Voltando ao regime matrimonial, é de se dizer com toda clareza que a informalidade é a regra para a maioria da população, o que traz insegurança para as partes e, eventualmente, para a família do casal, prejudicando a sociedade, bastando saber que 42% dos lares com filhos no Brasil são sustentados por mulheres, o que é um contrassenso inaceitável, sem falar na injustiça da situação.
Não por acaso, o Brasil é o país que mais empregos domésticos possui entre os países em desenvolvimento ou subdesenvolvidos, se assim quiserem. Finalmente, sem um perfil conhecido da sociedade (o censo foi um fracasso, ainda no governo anterior) não é possível estruturar políticos sociais que nos permita uma saída consistente da posição atrasada em que nos encontramos.
Como sabido o mundo moderno concentra população diversa em termos de raças: brancos caucasianos e mediterrâneos e negros sudaneses ou bantus e amarelos, sem falarmos nos hindus, sejam os do vale do Rio Indo, sejam os demais do sul do subcontinente.
Foi-se o tempo de Roma, potência dominante do ocidente ou do império da China, que duraram séculos (no Ocidente e no Oriente e seus regimes matrimoniais contra as mulheres). A poligamia semítica e o mandarinato chinês. Não se diz que Salomão tinha mais de mil esposas e David cobiçava a mulher de Urias? No mundo, o modelo prevalecente é o monogâmico e até onde a poligamia existe, nos países muçulmanos, o regime é regrado.
O direito de família internacional e a noção de pátrio poder variam pelo mundo afora com a predominância do casal monogâmico e do direito das mulheres (inclusive o de defesa patrimonial) que são altamente importantes.
No século 21, a emergência política e social das mulheres é proativa, até pelo incremento dos meios de comunicação e o surgimento das redes sociais mundiais (Google, Tik Tok, etc.).
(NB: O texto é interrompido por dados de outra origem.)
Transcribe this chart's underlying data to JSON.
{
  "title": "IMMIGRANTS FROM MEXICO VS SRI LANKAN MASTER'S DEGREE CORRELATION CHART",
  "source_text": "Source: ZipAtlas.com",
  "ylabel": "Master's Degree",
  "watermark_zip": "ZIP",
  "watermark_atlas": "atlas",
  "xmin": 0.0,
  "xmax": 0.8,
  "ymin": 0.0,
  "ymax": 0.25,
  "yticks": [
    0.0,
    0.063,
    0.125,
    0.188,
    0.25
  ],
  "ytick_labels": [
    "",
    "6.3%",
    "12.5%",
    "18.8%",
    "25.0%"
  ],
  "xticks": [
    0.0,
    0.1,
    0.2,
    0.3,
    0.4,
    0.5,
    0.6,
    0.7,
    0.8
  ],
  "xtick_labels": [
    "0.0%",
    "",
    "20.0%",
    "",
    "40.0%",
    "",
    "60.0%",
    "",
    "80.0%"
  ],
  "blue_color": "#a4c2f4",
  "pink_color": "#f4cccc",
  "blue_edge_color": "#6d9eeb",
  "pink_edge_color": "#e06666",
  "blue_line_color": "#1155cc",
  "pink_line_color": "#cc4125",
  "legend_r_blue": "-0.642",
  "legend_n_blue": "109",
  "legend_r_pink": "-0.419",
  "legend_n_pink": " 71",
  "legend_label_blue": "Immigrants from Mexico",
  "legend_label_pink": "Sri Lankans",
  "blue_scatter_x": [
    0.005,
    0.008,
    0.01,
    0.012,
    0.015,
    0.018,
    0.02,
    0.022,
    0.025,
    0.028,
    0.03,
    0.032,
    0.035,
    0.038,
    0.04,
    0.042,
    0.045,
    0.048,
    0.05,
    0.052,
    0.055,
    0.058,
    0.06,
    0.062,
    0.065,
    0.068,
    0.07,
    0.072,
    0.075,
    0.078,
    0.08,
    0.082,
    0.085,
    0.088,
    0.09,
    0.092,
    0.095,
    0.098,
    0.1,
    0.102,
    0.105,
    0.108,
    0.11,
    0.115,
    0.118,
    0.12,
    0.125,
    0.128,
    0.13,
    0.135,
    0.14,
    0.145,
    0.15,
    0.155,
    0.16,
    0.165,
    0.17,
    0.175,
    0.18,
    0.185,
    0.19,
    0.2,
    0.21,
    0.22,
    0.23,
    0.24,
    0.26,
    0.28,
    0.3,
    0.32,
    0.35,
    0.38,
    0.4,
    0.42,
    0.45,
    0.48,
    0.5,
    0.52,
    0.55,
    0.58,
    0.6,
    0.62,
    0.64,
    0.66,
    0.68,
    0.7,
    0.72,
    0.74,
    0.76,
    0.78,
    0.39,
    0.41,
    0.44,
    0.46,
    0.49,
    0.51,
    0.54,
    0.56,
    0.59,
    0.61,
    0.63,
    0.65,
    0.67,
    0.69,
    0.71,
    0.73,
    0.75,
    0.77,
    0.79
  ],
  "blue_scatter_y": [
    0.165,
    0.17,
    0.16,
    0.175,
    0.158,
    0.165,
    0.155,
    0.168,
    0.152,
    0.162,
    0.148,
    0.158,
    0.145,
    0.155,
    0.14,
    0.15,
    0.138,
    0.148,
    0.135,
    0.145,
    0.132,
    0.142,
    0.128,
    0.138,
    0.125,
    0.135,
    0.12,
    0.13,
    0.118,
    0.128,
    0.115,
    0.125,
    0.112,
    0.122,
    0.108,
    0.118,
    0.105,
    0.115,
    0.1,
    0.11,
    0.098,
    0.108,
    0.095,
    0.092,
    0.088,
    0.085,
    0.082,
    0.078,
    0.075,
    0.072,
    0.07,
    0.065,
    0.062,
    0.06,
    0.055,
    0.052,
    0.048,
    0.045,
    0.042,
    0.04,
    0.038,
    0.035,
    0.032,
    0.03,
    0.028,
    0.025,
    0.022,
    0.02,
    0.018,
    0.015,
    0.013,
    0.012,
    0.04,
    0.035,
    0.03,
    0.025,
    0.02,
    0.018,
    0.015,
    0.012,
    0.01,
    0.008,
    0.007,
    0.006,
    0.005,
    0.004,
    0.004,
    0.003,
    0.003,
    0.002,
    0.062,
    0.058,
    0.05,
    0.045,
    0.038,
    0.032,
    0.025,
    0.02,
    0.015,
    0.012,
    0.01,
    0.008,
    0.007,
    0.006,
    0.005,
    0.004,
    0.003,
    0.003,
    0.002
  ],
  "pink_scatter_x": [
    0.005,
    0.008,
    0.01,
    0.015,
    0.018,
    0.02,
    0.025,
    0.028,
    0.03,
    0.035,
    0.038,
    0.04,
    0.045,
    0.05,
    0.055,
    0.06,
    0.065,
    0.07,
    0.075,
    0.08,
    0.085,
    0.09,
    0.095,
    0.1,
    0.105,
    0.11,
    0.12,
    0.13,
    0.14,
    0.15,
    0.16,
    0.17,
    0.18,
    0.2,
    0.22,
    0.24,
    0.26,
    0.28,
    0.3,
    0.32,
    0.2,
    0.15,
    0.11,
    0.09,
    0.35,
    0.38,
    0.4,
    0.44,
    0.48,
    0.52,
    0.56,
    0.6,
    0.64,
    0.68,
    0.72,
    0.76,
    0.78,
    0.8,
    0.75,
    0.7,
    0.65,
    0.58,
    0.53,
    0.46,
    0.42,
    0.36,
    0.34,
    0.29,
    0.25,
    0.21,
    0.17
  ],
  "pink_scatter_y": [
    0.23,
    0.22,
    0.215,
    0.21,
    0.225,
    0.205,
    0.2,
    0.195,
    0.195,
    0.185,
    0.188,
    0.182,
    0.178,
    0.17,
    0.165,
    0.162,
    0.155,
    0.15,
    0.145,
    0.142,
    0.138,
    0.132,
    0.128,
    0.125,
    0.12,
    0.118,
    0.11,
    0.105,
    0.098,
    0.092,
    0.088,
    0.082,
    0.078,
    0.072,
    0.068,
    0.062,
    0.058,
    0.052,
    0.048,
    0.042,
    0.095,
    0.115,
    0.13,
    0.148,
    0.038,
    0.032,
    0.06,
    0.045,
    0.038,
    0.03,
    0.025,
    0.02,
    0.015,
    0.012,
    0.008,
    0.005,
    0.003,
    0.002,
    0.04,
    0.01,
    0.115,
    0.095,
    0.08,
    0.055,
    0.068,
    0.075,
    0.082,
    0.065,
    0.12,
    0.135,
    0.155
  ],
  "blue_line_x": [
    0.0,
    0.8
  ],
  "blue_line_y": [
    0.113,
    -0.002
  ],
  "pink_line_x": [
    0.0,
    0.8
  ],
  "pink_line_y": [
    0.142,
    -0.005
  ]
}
É de se esperar que a igualdade política, social, educacional e cultural entre homens e mulheres seja alcançada até 2040, pois à medida que o tempo passa mais rapidamente, os pontos que interessam às pessoas em geral, no caso as mulheres, avançam com velocidade jamais vista em outros tempos, ao longo devir histórico.
Ao cabo, o que sempre esteve em jogo no relacionamento do homem e mulher são a comunhão de corpos, regime de bens e a proteção da prole. O fato é sociológico e jurídico, em termos intertemporais ou geográficos.